Isra-Mart srl: Moody’s upgrades Gold Fields’ outlook

www.isramart.com
Moody’s Investor Services has upgraded Gold Fields ’ investment grade rating outlook from stable to positive, the precious metals producer said on Thursday.

Moody’s analyst Soummo Mukherjee said in a note that the change in Gold Fields’ Baa3 rating was mainly prompted by the miner’s continued progress in further diversifying its production and earnings before interest, taxes, depreciation and amortisation (EBITDA) geographically and becoming less dependent on its operations in SA.

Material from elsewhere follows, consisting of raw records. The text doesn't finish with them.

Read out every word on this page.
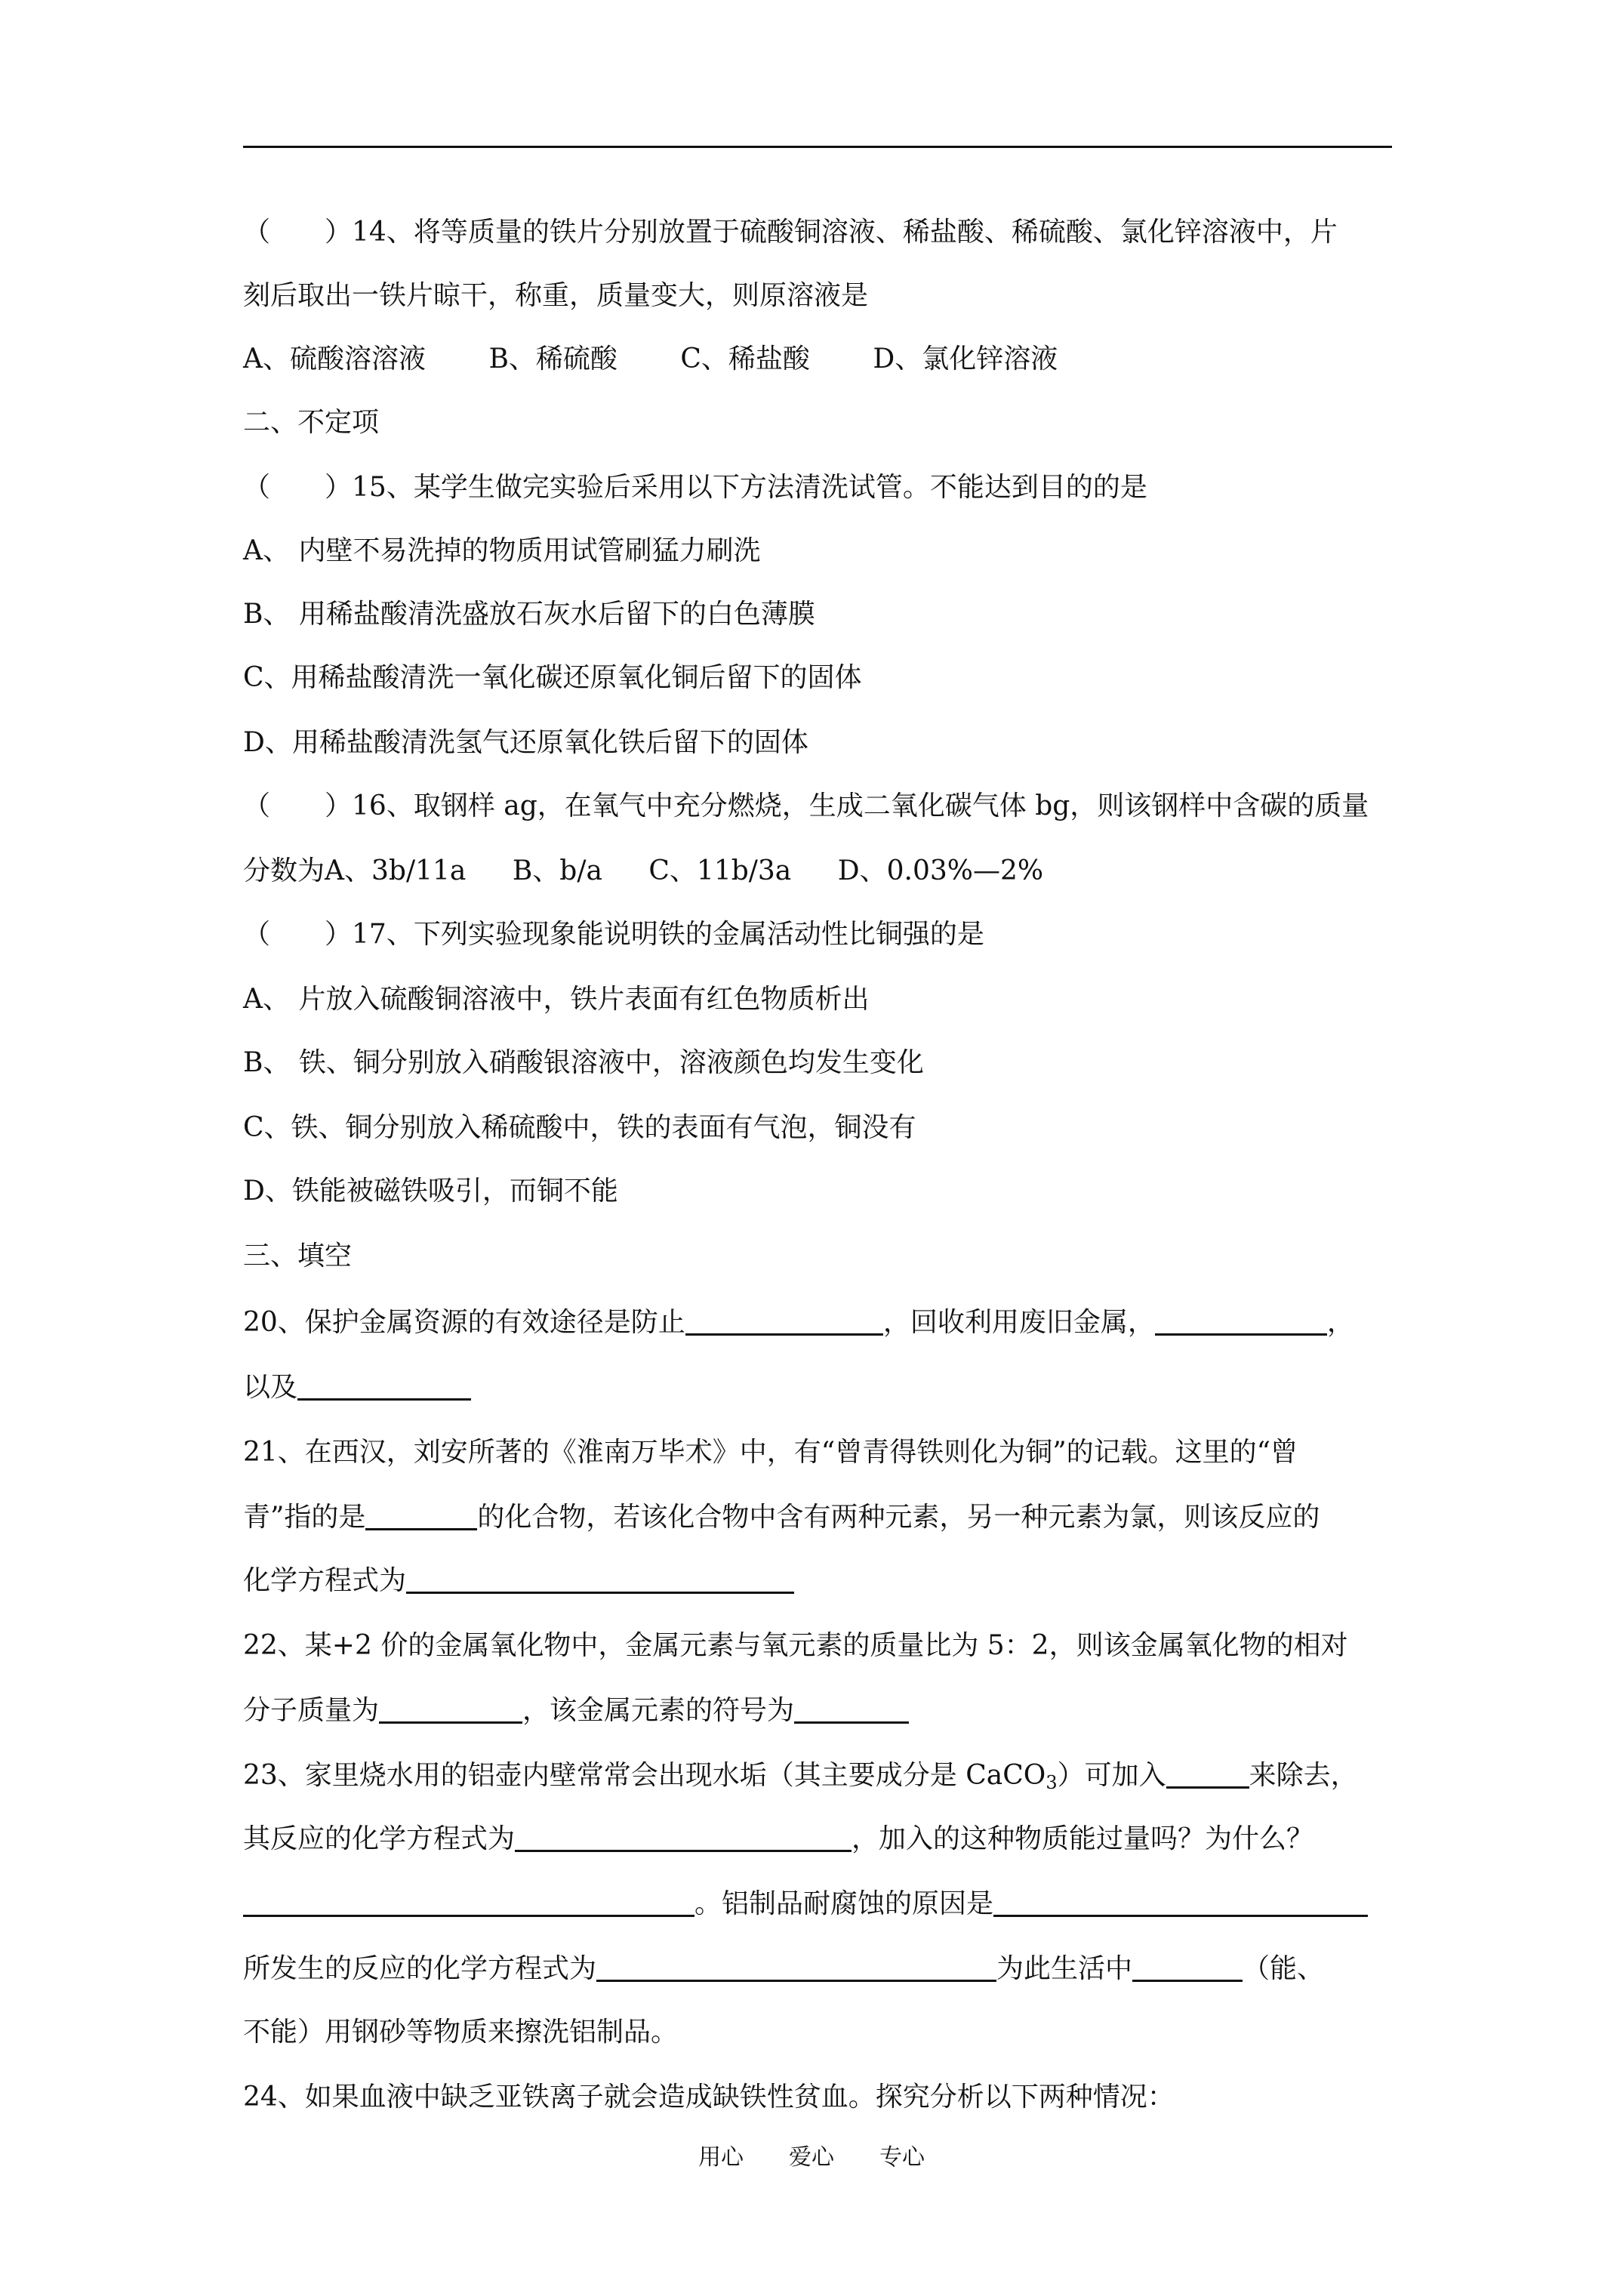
（　　）14、将等质量的铁片分别放置于硫酸铜溶液、稀盐酸、稀硫酸、氯化锌溶液中，片
刻后取出一铁片晾干，称重，质量变大，则原溶液是
A、硫酸溶溶液 B、稀硫酸 C、稀盐酸 D、氯化锌溶液
二、不定项
（　　）15、某学生做完实验后采用以下方法清洗试管。不能达到目的的是
A、 内壁不易洗掉的物质用试管刷猛力刷洗
B、 用稀盐酸清洗盛放石灰水后留下的白色薄膜
C、用稀盐酸清洗一氧化碳还原氧化铜后留下的固体
D、用稀盐酸清洗氢气还原氧化铁后留下的固体
（　　）16、取钢样 ag，在氧气中充分燃烧，生成二氧化碳气体 bg，则该钢样中含碳的质量
分数为A、3b/11a B、b/a C、11b/3a D、0.03%—2%
（　　）17、下列实验现象能说明铁的金属活动性比铜强的是
A、 片放入硫酸铜溶液中，铁片表面有红色物质析出
B、 铁、铜分别放入硝酸银溶液中，溶液颜色均发生变化
C、铁、铜分别放入稀硫酸中，铁的表面有气泡，铜没有
D、铁能被磁铁吸引，而铜不能
三、填空
20、保护金属资源的有效途径是防止	，回收利用废旧金属，	，
以及
21、在西汉，刘安所著的《淮南万毕术》中，有“曾青得铁则化为铜”的记载。这里的“曾
青”指的是	的化合物，若该化合物中含有两种元素，另一种元素为氯，则该反应的
化学方程式为
22、某+2 价的金属氧化物中，金属元素与氧元素的质量比为 5：2，则该金属氧化物的相对
分子质量为	，该金属元素的符号为
23、家里烧水用的铝壶内壁常常会出现水垢（其主要成分是 CaCO$_3$）可加入	来除去，
其反应的化学方程式为	，加入的这种物质能过量吗？为什么？
。铝制品耐腐蚀的原因是
所发生的反应的化学方程式为	为此生活中	（能、
不能）用钢砂等物质来擦洗铝制品。
24、如果血液中缺乏亚铁离子就会造成缺铁性贫血。探究分析以下两种情况：
用心　　爱心　　专心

According to Moody’s rating system, the Baa3 rating means Gold Fields is subject to moderate credit risk, at the lower end of the rating category. Ratings are an indication of how risky it is to invest in a certain country or share.

Mukherjee said Gold Fields’ presence in the country is exposing the company to above inflation electricity and labour increases, which continue to negatively pressure their operating margins.

"Additionally, the South African mining industry continues to face event risk from increased talks of the government considering nationalising its mines, as well as the threat from lawsuits due to silicosis, a type of lung-disease affecting miners," Mukherjee said.

Gold Fields remained committed to reducing its South African production from 50% to around 40% as it targets 5 million ounces in production or development by 2015.

Mukherjee also said the miner’s current Baa3 rating would likely be upgraded to Baa2 if the company demonstrated an ability to preserve the net debt to EBITDA ratio sustainably below times one and still generate positive free cash flow in a much lower gold price environment. Gold Fields would also have to achieve its cost reduction objectives to earn an upgrade.

"An upgrade would also require continued evidence that its main project, South Deep, continues on track and the company is able to maintain its national cash expenditure margins around 20% and continues to diversify geographically outside of SA," Mukherjee said.

Gold Fields latest quarterly report shows that its notional cash expenditure margin – operating costs plus capital expenditure – was 18% in the June quarter, compared to 9% in the March quarter.

Paul Schmidt, chief financial officer of Gold Fields said: "The change acknowledges Gold Fields’ increasing international diversification, solid operating margins, low financial gearing and conservative financial policy as well as our robust cash flow generation."